About Eswatini

Eswatini (Swaziland) is a country of 1.1 million people and has about 60% of the people living below the poverty line. The country has been ruled as an absolute monarch since 1973 when King Sobhuza II repealed the 1968 Independence Constitution. Political parties are banned in the country, although these groups have been advocating for democracy since then. The pro-democracy Members of Parliament, notably; Mthandeni Dube, Bacede Mabuza and Mduduzi Simelane, joined calls for an elected Prime Minister and their calls intensified in late 2020. The rise of police brutality, a failed justice system that harbors perpetrators of Gender Based Violence, murderers and others being above the law has contributed to the rise in protests and dissatisfaction with the current state of affairs in Eswatini. Pro-democracy forces have come together to form a five point plan that summarizes the demands of emaSwati.

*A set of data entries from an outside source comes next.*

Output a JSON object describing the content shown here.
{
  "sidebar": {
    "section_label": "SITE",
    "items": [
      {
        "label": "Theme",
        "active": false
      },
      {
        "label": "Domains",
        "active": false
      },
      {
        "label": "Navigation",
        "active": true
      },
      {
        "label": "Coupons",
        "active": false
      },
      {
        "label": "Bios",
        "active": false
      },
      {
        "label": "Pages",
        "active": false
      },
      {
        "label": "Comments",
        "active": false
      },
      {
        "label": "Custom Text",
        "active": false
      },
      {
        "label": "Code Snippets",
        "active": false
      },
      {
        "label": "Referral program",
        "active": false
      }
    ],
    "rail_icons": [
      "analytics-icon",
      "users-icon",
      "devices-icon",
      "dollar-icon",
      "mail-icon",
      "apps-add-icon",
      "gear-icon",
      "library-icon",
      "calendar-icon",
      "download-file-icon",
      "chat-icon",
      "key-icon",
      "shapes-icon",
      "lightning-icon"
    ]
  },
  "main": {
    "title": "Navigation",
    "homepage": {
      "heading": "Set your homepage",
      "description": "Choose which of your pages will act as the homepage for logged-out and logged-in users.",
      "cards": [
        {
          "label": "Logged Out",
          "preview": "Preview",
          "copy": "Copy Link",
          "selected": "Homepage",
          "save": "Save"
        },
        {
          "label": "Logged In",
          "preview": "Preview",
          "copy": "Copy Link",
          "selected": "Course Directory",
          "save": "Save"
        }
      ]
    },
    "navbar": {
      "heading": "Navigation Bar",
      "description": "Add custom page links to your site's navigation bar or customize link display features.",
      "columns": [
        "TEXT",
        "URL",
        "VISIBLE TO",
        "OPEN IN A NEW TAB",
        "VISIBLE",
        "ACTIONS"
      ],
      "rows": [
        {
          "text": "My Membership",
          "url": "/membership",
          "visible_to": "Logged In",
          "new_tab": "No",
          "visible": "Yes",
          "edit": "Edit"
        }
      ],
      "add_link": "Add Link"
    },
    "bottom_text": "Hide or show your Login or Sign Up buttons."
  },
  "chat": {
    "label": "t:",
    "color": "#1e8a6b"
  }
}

The Kingdom of Eswatini (Swaziland) has been rocked by protests which have been met with state force brutality since May 2021. Protests were sparked by a number of injustices, notably the death of a law student, Thabani Nkomonye, who was allegedly murdered by Eswatini Police. Petition deliveries were banned by Acting Prime Minister Themba Masuku in June, which led to increased protests. On June 26, the government cracked down on protestors and shut down the internet, security forces used live rounds on unarmed civilians leading to the death of more than 100 people and over 500 people injured. Pro-democracy Members of Parliament, Bacede Mabuza and Mthandeni Dube, have been jailed on charges of terrorism since July and Member of Parliament Mduduzi “Magawugawu” Simelane has been in exile since then. Protests have continued and the month of October has seen more crackdown from security forces of Eswatini. Protests have increased to as much as over 10 000 people attending marches (March to US embassy) and the internet was shut down again on the week of 20 October. The government has banned municipalities from allowing them to issue protest permits. More people have been killed, estimated to be about 30 or more, over 200 injured and over 800 people in prisons, including children. King Mswati III has responded to these events by labeling pro-democracy seekers as being on drugs and being a minority of the 1.1 million residents of Eswatini and that it is led by the young, yet Eswatini consists of 70% youth. In 2022, there has been increased crackdown on civilians, burning of properties of both democratic leaders and security forces. Multiple security officers have been shot, civilians continue to be shot merely for moving around the country, the army is deployed all over Eswatini. The Southern African Development Missions (SADC) Troika envoy has been sent to the country multiple times with no results of engagements being made public. The people of Eswatini are being killed for demanding a pro democratic dispensation and demanding a fair justice system. Swazis still await dialogue as agreed to by SADC Troika and Eswatini's government in November 2021. The King promised citizens on dialogue after the first quater of this year, yet as of November 2022, Swazis still await dialogue and the crackdown on innocent civilians intensifies.


  1. The unconditional release of all political prisoners, including MP Mthandeni Dube and Bacede Mabuza and the dismissal of charges for those out on bail.
  2. The return of all political exiles and the guarantee of their safety and protection upon return.
  3. The cessation of hostilities and police brutality so that people can exercise freedom of speech, assembly and association.
  4. A total unbanning of political parties and repeal of the 1973 proclamation.
  5. The convening of an all inclusive national dialogue, under the guidance of the regional and continental bodies that will culminate in a transitional authority.
  6. A new democratic Constitution drafted with the input of all stakeholders.
  7. A transitional authority to manage the affairs of the state as it prepares for a multi-party election.